On finit par se dire que c'est un coup des chinois pour nous punir d'être allés au Tibet. En attendant, on nous paie cette fois une nuit à l'hôtel Clayton, à côté de l'aéroport, ainsi que les repas. Nous ne sommes pas allés visiter Manchester, l'essentiel du temps ayant été consacré à du repos dans cet hôtel très confortable, et au personnel très accueillant.
A 15h, le lendemain, nous nous présentons au check-in avec de l'avance... On ne sait jamais. Rapidement, on comprend qu'il y a un nouveau problème. Au bout d'une heure, on nous explique que la Hainan Airlines n'a effectué qu'une pré-réservation, qu'elle n'a pas payé, pour Benjamin... Et pour Aline, eh bien rien n'a été réservé... Ils ne sont pas ailleurs pas joignables. Coup de grâce final. Par chance, grâce à l'habileté de l'hôtesse de Flybe, nous parvenons à avoir deux places (c'est un coup de chance car il ne restait qu'une seule place en plus de celle vaguement réservé pour Benjamin...), que nous devons néanmoins payer nous-mêmes. Si on avait su, on aurait pu prendre un vol chez Air France ou tout autre vol hier (le vol initial étant chez Flybe, Hainan ne pouvait réserver de vol que chez eux).

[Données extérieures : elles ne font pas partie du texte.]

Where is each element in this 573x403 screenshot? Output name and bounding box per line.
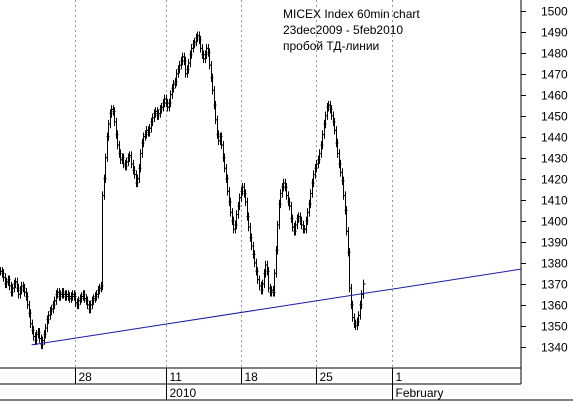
x-month-label-0: 2010: [170, 386, 197, 400]
y-tick-label-16: 1500: [541, 5, 568, 19]
y-tick-label-11: 1450: [541, 110, 568, 124]
y-tick-label-15: 1490: [541, 26, 568, 40]
y-tick-label-14: 1480: [541, 47, 568, 61]
vertical-gridlines: [75, 0, 393, 368]
y-tick-label-0: 1340: [541, 341, 568, 355]
chart-title: MICEX Index 60min chart: [283, 7, 420, 21]
price-bars: [0, 31, 366, 350]
ohlc-bar-68: [100, 191, 105, 291]
y-tick-label-13: 1470: [541, 68, 568, 82]
ohlc-bar-172: [257, 275, 262, 291]
trendline: [31, 268, 522, 346]
chart-subtitle-dates: 23dec2009 - 5feb2010: [283, 23, 403, 37]
trendline-group: [31, 268, 522, 346]
y-tick-label-2: 1360: [541, 299, 568, 313]
x-day-tick-label-4: 1: [396, 370, 403, 384]
x-month-label-1: February: [396, 386, 444, 400]
chart-title-block: MICEX Index 60min chart 23dec2009 - 5feb…: [283, 7, 420, 53]
x-tick-labels: 28 11 18 25 1 2010 February: [75, 368, 444, 400]
y-tick-label-9: 1430: [541, 152, 568, 166]
y-tick-label-3: 1370: [541, 278, 568, 292]
y-tick-label-7: 1410: [541, 194, 568, 208]
y-tick-label-10: 1440: [541, 131, 568, 145]
y-tick-label-6: 1400: [541, 215, 568, 229]
x-day-tick-label-3: 25: [320, 370, 334, 384]
y-tick-labels: 1340 1350 1360 1370 1380 1390 1400 1410 1420 1430…: [521, 5, 568, 355]
x-day-tick-label-1: 11: [170, 370, 183, 384]
y-tick-label-5: 1390: [541, 236, 568, 250]
y-tick-label-8: 1420: [541, 173, 568, 187]
y-tick-label-12: 1460: [541, 89, 568, 103]
y-tick-label-1: 1350: [541, 320, 568, 334]
ohlc-bar-87: [129, 151, 134, 169]
y-tick-label-4: 1380: [541, 257, 568, 271]
x-day-tick-label-2: 18: [245, 370, 259, 384]
chart-subtitle-note: пробой ТД-линии: [283, 39, 379, 53]
x-day-tick-label-0: 28: [79, 370, 93, 384]
ohlc-bar-241: [361, 279, 366, 299]
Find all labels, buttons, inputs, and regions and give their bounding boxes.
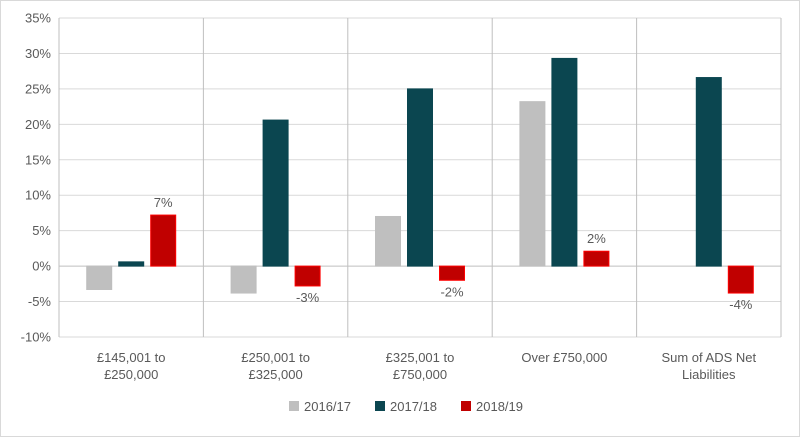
y-tick-label: -5% [28,294,52,309]
bar-2017-18-cat4 [695,77,722,267]
bar-2018-19-cat1 [294,265,321,287]
legend-label: 2017/18 [390,399,437,414]
legend-swatch-2018-19 [461,401,471,411]
y-tick-label: 15% [25,152,51,167]
category-label: Liabilities [682,367,736,382]
category-label: £250,001 to [241,350,310,365]
legend-label: 2016/17 [304,399,351,414]
y-tick-label: 0% [32,259,51,274]
category-label: £325,000 [248,367,302,382]
category-label: Over £750,000 [521,350,607,365]
legend-swatch-2017-18 [375,401,385,411]
data-label: -2% [440,284,464,299]
bar-2017-18-cat2 [407,88,433,267]
bar-2016-17-cat1 [230,265,257,294]
category-label: £325,001 to [386,350,455,365]
bar-2018-19-cat2 [439,265,465,281]
y-tick-label: 25% [25,81,51,96]
bar-2017-18-cat1 [262,119,289,267]
y-tick-label: 35% [25,11,51,26]
y-tick-label: -10% [21,330,52,345]
data-label: -3% [296,290,320,305]
category-label: £145,001 to [97,350,166,365]
bar-2018-19-cat3 [583,250,610,267]
bar-2018-19-cat0 [150,214,177,267]
y-tick-label: 10% [25,188,51,203]
bar-2016-17-cat3 [519,101,546,267]
y-tick-label: 5% [32,223,51,238]
bar-2018-19-cat4 [727,265,754,294]
bar-2016-17-cat2 [375,215,401,267]
category-label: Sum of ADS Net [661,350,756,365]
legend-swatch-2016-17 [289,401,299,411]
y-tick-label: 20% [25,117,51,132]
data-label: -4% [729,297,753,312]
bar-2016-17-cat0 [86,265,113,291]
bar-2017-18-cat0 [118,261,145,267]
y-tick-label: 30% [25,46,51,61]
legend-label: 2018/19 [476,399,523,414]
category-label: £750,000 [393,367,447,382]
data-label: 2% [587,231,606,246]
category-label: £250,000 [104,367,158,382]
bar-2017-18-cat3 [551,57,578,267]
data-label: 7% [154,195,173,210]
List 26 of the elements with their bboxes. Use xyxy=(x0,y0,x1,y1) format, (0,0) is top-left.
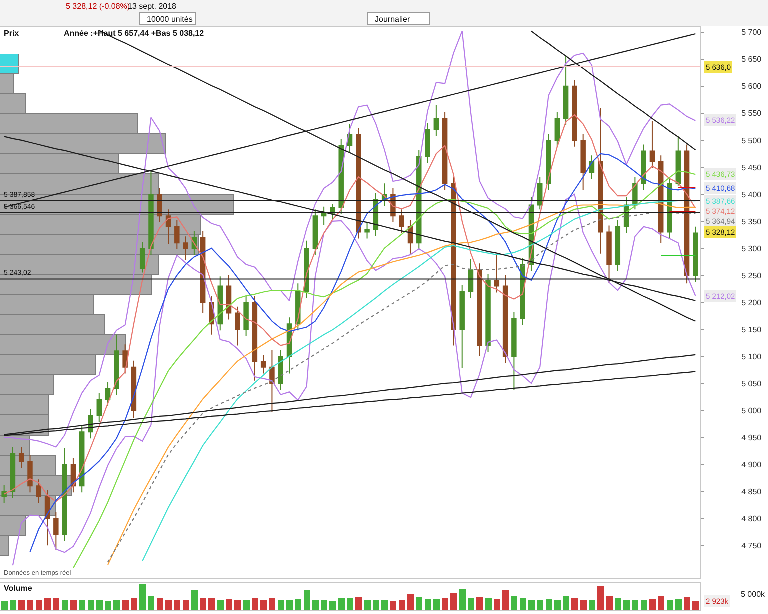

Nous embarquons dans un avion assez rudimentaire, après le passage du contrôle des bagages, très méticuleux, et rassurant, chez les anglais. Nous atterrissons à 22 heures à Lyon, enfin, après un joli coucher de soleil admiré depuis l'avion.
Le passage de la douane française confirme finalement ce que nous pensions. Aline n'avait qu'une photocopie, et a exposé toutes ses péripéties une fois à l'agent. Il n'a pas compris. Elle a répété l'histoire, mais au milieu, il lui a dit "Aller, c'est bon, passez". Bref, ça nous a bien arrangé, mais on trouve quand même ça très limite du point de vue du contrôle de nos frontières nationales...
J'imagine qu'à la lecture de ces lignes, vous devez vous dire : "les pauvres", "c'était leur voyage de noces" ou "ils n'avaient pas mérité toutes ces emmerdes" (ou si). Ou alors "ça va les refroidir de partir si loin". A vrai dire, même si ce furent des moments angoissants, ces péripéties ont pimenté notre voyage de noces et les avoir affrontées - et résolues - renforce notre tempérament aventurier. On a déjà bien envie de repartir, notamment Benjamin, qui pense déjà aux cimes du Népal, du Pérou ou du Canada.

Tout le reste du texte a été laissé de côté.